Chamaesyce is a genus of plants in the family Euphorbiaceae. Recent phylogenetic studies have shown that Chamaesyce is deeply nested within the broader Euphorbia. Specifically, Chamaesyce is very closely related to plants like Euphorbia pulcherrima, the popular poinsettia (this and related plants have also been given in their own genus, Poinsettia, but are also well nested within Euphorbia). Currently, all species have now been reclassified as species of Euphorbia. Specifically, this group now belongs to Euphorbia subgenus Chamaesyce section Anisophyllum (which can be abbreviated Euphorbia sect. Anisophyllym).  Taxonomically speaking, Chamaesyce is considered a synonym of Euphorbia.

Euphorbia sect. Anisophyllum is a large group with about 365 species. Euphorbia sect. Anisophyllum differs from other Euphorbia species in a number of characteristics. Perhaps the most important is the presence of C4 photosynthesis in all but one subsection (subsection Acutae, which represents a basal clade that is made up of species with intermediate C2 photosynthetic pathways). Other characteristics include sympodial branching, dorsi-ventral stems, asymmetric leaves, non-glandular stipules, and ecarunculate seeds.

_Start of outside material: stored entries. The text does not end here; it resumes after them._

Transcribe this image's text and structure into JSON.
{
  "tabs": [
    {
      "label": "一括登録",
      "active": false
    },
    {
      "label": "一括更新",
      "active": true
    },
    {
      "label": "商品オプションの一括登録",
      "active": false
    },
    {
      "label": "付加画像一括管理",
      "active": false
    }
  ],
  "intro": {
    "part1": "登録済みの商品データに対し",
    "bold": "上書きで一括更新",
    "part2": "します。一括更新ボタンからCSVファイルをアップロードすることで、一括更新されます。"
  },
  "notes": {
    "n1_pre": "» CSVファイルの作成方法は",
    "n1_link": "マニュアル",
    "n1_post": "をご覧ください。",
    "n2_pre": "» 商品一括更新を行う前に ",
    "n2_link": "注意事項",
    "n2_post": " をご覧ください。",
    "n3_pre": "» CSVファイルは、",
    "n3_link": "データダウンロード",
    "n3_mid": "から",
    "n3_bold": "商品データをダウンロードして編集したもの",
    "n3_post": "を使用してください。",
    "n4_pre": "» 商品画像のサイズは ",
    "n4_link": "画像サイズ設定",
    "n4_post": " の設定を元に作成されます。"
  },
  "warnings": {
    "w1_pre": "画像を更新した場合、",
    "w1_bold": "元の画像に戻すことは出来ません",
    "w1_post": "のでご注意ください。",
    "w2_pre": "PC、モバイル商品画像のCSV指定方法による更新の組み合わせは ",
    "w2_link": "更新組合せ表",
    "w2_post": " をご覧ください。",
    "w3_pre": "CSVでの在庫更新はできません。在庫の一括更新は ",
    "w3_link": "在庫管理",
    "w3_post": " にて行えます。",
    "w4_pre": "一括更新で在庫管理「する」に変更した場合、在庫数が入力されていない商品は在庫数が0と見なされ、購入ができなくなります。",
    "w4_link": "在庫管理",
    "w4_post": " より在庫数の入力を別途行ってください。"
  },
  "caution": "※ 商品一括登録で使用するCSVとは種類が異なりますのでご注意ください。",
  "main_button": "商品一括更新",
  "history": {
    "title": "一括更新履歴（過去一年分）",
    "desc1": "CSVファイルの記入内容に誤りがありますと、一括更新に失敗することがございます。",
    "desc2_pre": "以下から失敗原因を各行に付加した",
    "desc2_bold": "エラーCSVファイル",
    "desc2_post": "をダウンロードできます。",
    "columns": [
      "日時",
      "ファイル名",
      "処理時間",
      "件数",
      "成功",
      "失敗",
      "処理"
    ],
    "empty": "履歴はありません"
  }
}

Plants in the group (as with all other species in the genus Euphorbia) bear tiny flowering structures that look like single true flowers, as if each one were a flower with many stamens surrounding a single ovary. In fact, the structure is a cyathium (sometimes called a pseudanthium, meaning a "false flower"). It is made up of many small flowers, but with each flower reduced to only the functional organs of sexual reproduction: a single stamen or a single pistil without petals or sepals. Under magnification it can be seen that what appear to be many stamens plus the gynoecium of a single flower, actually form an inflorescence surrounded with many staminate flowers surrounding a single pistillate flower. Each individual staminate flower contributes only a single stamen and retaining no other structure apart from a vestigial stalk below the base of the stamen's filament. That stalk joins the capitulum or base of the inflorescence — the flowering head. Similarly, what appears to be the flower's ovary is the gynoecium of a single pistillate flower that has lost all the other associated organs of a flower. What appear to be the petals of an individual flower are in fact appendages produced by glands that are produced by bracts (collectively called the involucre), adapted leaves attached below the cyathium.  These bracts are fused into a cup-like structure. In some species, such as Chamaesyce albomarginata, the glandular appendages are quite showy.